The strength of the study is in the fact that the patients received good-quality oncologic and infectious disease management. All patients had CD4 counts routinely done and were closely managed by HIV specialists. The study remains one of the few series reporting pattern of recurrences in this patient population. All the patients were clinically examined during each follow-up and therefore, data on tumor response and recurrence and late toxicities could be noted. The limitation of the study includes its retrospective nature. Furthermore, no direct matched comparison was done with outcomes and toxicities of HIV-negative patients. Some patients were lost to follow-up over years and could not contribute to the recurrence and survival data. Additionally, although HIV viral load is the most important marker determining ART effectiveness, it was not routinely tested during the study period. However, routine monitoring of HIV viral load is being done at our center recently and is the appropriate step to assess response to ART. Despite the above limitations, this study confirms the importance of completion of the planned treatment, along with a need for good supportive care during treatment in these patients. Moreover, we intend to plan a future study comparing outcomes with HIV-negative patients.

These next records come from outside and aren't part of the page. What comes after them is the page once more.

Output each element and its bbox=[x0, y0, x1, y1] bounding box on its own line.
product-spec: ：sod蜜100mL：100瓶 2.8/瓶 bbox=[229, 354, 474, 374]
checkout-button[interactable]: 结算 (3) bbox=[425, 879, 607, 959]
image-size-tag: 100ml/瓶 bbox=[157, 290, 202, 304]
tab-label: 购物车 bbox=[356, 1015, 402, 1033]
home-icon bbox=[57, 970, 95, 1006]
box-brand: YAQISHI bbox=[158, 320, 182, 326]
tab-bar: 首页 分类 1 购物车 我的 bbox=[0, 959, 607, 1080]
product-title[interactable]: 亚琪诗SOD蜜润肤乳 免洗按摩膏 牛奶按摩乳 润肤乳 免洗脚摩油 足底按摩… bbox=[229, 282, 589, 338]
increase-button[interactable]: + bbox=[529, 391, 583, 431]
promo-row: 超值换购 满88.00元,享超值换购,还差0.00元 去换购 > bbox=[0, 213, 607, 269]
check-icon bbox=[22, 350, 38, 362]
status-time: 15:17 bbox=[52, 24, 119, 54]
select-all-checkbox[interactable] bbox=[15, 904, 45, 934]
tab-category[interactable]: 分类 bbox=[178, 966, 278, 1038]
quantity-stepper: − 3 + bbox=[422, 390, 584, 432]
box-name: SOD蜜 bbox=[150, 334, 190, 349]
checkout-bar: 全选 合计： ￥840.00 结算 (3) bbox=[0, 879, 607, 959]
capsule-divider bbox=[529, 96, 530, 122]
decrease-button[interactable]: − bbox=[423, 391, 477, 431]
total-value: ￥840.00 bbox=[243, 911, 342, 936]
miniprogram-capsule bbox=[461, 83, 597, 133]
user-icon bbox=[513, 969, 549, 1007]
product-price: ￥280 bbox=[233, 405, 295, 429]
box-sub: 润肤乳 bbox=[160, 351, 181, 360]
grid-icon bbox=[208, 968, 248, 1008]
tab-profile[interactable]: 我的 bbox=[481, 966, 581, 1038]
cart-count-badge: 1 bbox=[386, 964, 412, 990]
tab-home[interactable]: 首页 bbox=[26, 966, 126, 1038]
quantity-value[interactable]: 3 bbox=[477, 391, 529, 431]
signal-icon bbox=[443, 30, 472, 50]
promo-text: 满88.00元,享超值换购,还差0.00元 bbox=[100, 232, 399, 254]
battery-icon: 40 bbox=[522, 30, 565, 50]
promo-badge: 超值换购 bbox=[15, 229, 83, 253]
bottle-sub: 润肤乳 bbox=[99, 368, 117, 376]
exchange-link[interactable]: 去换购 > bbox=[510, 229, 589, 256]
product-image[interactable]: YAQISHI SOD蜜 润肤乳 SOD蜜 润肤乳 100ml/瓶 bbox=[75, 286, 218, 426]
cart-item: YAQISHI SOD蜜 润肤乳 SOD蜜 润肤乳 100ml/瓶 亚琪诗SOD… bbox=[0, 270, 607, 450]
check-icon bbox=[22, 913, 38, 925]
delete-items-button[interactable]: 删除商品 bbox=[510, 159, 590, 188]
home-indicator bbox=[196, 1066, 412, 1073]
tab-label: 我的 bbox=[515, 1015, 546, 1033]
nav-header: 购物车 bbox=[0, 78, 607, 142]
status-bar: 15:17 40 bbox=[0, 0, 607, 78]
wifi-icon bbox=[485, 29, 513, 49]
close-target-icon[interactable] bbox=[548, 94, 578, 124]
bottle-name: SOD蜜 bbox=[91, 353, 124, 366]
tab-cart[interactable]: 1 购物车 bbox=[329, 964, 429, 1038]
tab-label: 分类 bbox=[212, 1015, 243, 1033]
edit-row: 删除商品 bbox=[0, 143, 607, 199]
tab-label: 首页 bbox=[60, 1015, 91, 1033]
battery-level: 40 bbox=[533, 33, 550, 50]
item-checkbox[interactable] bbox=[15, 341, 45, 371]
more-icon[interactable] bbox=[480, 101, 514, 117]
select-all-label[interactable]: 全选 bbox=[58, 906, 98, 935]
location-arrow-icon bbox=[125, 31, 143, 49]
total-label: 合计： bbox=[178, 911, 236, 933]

In conclusion, our study adds to the existing literature regarding management of WLWH and cervical cancer. The study highlights the fact that standard treatment of chemoradiation should be planned for appropriately selected patients with well-controlled HIV for obtaining optimal outcomes. It also emphasizes the pressing need to have a multidisciplinary team involved in their management and facilitating intensive supportive care to improve tolerability of the treatment and adherence to planned treatment. Larger prospective trials are needed to study the impact of use of advanced radiotherapy techniques in these patients including intensity-modulated radiotherapy to spare bone marrow and bowel to improve the toxicity profile and thus, compliance to the prescribed treatment protocols.